XII. Periodische Arbeiten
Verträge über regelmäßig wiederkehrende Arbeiten können mit einer Frist von mindestens 3 Monaten zum Schluss eines Monats gekündigt werden.
XIII. Gewerbliche Schutzrechte/Urheberrecht/Muster
- Der Auftraggeber haftet allein, wenn durch die Ausführung seines Auftrags Rechte Dritter, insbesondere Urheberrechte verletzt werden.
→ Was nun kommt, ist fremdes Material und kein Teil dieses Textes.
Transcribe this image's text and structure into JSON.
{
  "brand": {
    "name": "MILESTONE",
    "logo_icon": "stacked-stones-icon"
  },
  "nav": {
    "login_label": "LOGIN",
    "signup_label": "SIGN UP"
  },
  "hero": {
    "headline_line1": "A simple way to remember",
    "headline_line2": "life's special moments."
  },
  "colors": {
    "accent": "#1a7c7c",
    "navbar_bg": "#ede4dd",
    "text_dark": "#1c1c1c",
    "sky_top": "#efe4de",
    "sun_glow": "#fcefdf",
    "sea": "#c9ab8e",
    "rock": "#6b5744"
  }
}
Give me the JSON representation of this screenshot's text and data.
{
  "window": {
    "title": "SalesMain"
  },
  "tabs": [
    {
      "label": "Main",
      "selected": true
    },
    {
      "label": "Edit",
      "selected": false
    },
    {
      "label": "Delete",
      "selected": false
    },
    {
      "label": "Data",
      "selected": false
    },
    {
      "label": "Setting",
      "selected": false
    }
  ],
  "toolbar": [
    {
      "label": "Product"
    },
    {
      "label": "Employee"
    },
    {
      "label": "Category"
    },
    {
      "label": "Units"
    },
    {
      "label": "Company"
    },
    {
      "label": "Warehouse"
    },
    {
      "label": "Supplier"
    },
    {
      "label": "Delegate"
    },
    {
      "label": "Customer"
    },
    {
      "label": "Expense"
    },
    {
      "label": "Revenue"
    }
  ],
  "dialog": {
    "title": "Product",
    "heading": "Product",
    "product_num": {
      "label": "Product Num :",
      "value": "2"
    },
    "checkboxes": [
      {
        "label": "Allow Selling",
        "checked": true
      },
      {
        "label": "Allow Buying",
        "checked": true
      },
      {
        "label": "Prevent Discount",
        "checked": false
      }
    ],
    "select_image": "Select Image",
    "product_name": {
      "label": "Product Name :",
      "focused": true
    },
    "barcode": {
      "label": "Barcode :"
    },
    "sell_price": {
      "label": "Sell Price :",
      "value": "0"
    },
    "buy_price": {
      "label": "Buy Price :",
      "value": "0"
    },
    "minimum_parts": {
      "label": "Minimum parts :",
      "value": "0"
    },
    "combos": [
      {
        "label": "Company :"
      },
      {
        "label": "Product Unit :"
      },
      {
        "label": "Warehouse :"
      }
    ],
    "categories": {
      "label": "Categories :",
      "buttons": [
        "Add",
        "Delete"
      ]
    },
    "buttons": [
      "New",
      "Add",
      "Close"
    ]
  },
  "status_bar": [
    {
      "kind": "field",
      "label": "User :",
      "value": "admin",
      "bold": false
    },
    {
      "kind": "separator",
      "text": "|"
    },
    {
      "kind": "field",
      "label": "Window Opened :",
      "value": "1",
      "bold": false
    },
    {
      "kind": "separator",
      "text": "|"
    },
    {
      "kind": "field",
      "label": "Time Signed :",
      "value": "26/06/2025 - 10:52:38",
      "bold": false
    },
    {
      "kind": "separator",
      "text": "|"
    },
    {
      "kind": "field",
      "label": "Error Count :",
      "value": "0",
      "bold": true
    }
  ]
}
Der Auftraggeber hat die Schulz FlexGroup von allen Ansprüchen Dritter wegen einer solchen Rechtsverletzung freizustellen.
- Von der Schulz FlexGroup oder in ihrem Auftrag hergestellte Lithografien, Filme, Druck- und Prägeformen, Muster, Skizzen, Klischees bleiben Eigentum der Schulz FlexGroup, auch wenn die Herstellungskosten ganz oder teilweise dem Auftraggeber in Rechnung gestellt werden. Eine Aufbewahrungspflicht für fremde Druckunterlagen und andere kundenspezifische Gegenstände besteht nicht. Sie werden spätestens 24 Monate ab der letzten mit diesen Gegenständen hergestellten Lieferung vernichtet und entsorgt, soweit nicht eine vorherige schriftliche Vereinbarung über eine Archivierung getroffen wurde.
XIV. Erfüllungsort, Gerichtsstand, Wirksamkeit
- Erfüllungsort und Gerichtsstand sind, wenn der Auftraggeber Unternehmer, juristische Person des öffentlichen Rechts oder öffentlich-rechtliches Sondervermögen ist oder im Inland keinen allgemeinen Gerichtsstand hat, für alle sich aus dem Vertragsverhältnis ergebenden Streitigkeiten einschließlich Scheck-, Wechsel- und Urkundenprozesse, der Sitz der Schulz FlexGroup. Auf das Vertragsverhältnis findet deutsches Recht Anwendung. UN-Kaufrecht ist ausgeschlossen.
- Durch etwaige Unwirksamkeit einer oder mehrerer Bestimmungen wird die Wirksamkeit der übrigen Bestimmungen nicht berührt.